Out-Law News | 19 Dec 2014 | 4:25 pm | 4 min. read
The government-commissioned research paper into 'big data' (7-page / 154KB PDF), which the government has identified as one of eight "emerging technologies", also said that big data can help inform government decision making by taking advantage of "automated algorithms to analyse large datasets". It said that government agencies could use the algorithms to identify "anomalies", such as unpaid tax liabilities or benefits fraud.
The government could also make big data tools and analytics available to businesses which could help it obtain "feedback on services, insight into better management practices, and suggestions for improving new and existing programs", the report said.
Earlier this month, UK chancellor George Osborne confirmed that a new UK centre for big data is to be located in London. The research paper published by the Cabinet Office has now defined what the government considers 'big data' to be.
"Big data refers to both large volumes of data with high level of complexity and the analytical methods applied to them which require more advanced techniques and technologies in order to derive meaningful information and insights in real time," the definition contained in the research paper said.
"Within this definition, there is a fundamental assumption about the power and importance of new techniques and technologies, which are often called ‘analytics’. The real value of analytics is that it can draw out new meanings, insights and value from bringing together individual datasets, which on their own might have limited value," the report said.
The big data research paper was published alongside another new report from the government's chief scientific adviser Sir Mark Walport. That report identified the "extraordinary range of applications and economic opportunities" that arises from the increasing connectivity of devices in the age of the so-called 'internet of things' (IoT).
Sir Mark said the UK should aspire to be a global leader "in the development and implementation of the internet of things" (40-page / 238KB PDF) and called on the government to lead on the delivery of a vision which is to "enable goods to be produced more imaginatively, services to be provided more effectively and scarce resources to be used more sparingly".
Among his recommendations, Sir Mark said government departments should get involved in IoT initiatives, including by using "informed buying power to define best practice and to commission technology that uses open standards, is interoperable and secure". He called on the government to "develop a roadmap for an internet of things infrastructure" and said it could look into "selling licensed spectrum space" that support IoT applications so as to "guarantee future capacity and provide a source of funding".
The adviser said a new IoT advisory board should be created to help businesses and public bodies coordinate on funding and support for IoT initiatives, and said that new guidelines are needed for how data can be used and handled in the IoT era.
"Data governance and security considerations are not optional extras but should be considered at the beginning, and throughout the lifecycle of internet of things applications," Sir Mark said.
Technology and privacy law expert Iain Monaghan of Pinsent Masons, the law firm behind Out-Law.com, said that data protection compliance was a major issue that businesses operating in the IoT age cannot afford to ignore.
"Businesses must recognise and address the legal issues surrounding the collection and use of customer data and the impact that this could have on their business," Monaghan said. "Raw data generated by connected technology should be assumed to contain personal data, and this data, and the inferences drawn from this data, must be handled appropriately. Data privacy is a highly sensitive issue, and with the general public becoming increasingly mindful of the risks of cyber crime and personal data breaches, failure to comply with data protection laws could have a devastating effect for a business both legally and on its reputation."
Monaghan, whose comments were originally published by Computing.co.uk, said that the proposed new EU General Data Protection Regulation "will impose more stringent requirements on companies handling personal data" but that existing watchdogs, including the UK's Information Commissioner's Office and the EU privacy committee it is part of, the Article 29 Working Party, had "already sounded warnings about the impact of IoT".

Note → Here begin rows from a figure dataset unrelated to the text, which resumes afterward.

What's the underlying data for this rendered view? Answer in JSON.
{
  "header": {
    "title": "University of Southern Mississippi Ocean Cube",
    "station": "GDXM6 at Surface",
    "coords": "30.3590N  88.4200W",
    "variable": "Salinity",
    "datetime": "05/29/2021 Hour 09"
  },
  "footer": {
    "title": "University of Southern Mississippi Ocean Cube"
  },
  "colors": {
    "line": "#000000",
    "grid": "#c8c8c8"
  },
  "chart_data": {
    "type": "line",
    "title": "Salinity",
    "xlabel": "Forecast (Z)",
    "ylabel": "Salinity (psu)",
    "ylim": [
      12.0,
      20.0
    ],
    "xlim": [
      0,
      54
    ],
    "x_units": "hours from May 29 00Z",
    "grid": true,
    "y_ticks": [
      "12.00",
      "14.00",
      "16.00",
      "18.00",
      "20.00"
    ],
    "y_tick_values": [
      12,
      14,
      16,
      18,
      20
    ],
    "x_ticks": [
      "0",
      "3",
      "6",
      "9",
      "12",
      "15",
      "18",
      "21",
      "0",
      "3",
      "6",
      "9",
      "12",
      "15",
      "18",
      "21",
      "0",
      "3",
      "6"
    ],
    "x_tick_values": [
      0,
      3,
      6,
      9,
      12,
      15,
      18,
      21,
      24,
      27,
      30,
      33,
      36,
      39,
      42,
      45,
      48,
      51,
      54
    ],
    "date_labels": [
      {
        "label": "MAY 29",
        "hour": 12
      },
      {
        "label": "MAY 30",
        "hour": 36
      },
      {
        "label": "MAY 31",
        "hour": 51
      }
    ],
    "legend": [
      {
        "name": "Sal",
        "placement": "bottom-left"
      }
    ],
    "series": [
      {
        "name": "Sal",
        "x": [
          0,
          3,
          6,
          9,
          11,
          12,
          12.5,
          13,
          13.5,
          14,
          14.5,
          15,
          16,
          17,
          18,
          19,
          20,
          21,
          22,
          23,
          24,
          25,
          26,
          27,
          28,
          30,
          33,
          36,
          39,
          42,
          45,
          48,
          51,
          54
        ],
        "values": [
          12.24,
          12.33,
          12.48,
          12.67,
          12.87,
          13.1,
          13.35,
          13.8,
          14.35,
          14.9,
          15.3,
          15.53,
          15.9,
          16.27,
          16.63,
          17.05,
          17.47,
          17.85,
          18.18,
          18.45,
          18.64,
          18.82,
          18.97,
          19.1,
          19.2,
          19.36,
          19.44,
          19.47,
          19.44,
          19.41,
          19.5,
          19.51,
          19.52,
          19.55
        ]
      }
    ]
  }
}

Companies looking to offer 'connected' services must put the correct processes in now to "avoid a future legal backlash", he said.
"The key principles are data minimisation, data anonymisation and consent," Monaghan said. "Companies should be considering these principles from the outset - for example, ensuring they have the right mechanisms for obtaining and evidencing consumers' freely given, specific and informed consent to the intended use of the data. They should carry out privacy impact assessments to better understand the extent to which their existing services could infringe on privacy, and establish a best practices framework to ensure that the business continues to operate within legal requirements."
In his report, Sir Mark also called on the government to protect consumers from "data monopolisation" by businesses. He said public bodies should be required to ensure that the data they publish is available through "open application programming interfaces" where the information "machine-readable", although he said data protection safeguards should be put in place.
UK regulations should be flexible so as to be capable of being adapted to changing technology and IoT applications, and regulators should be held accountable for decisions that either delay or accelerate the prevalence of such applications on the market, Sir Mark said.
The chief scientific adviser stressed the need for interoperability of networks, devices and data and said the government should support industry in developing standards that facilitate this interoperability as well as "openness to new market entrants and security against cybercrime and terrorism". He also said it is a priority for the education system to produce "a supply of capable data scientists".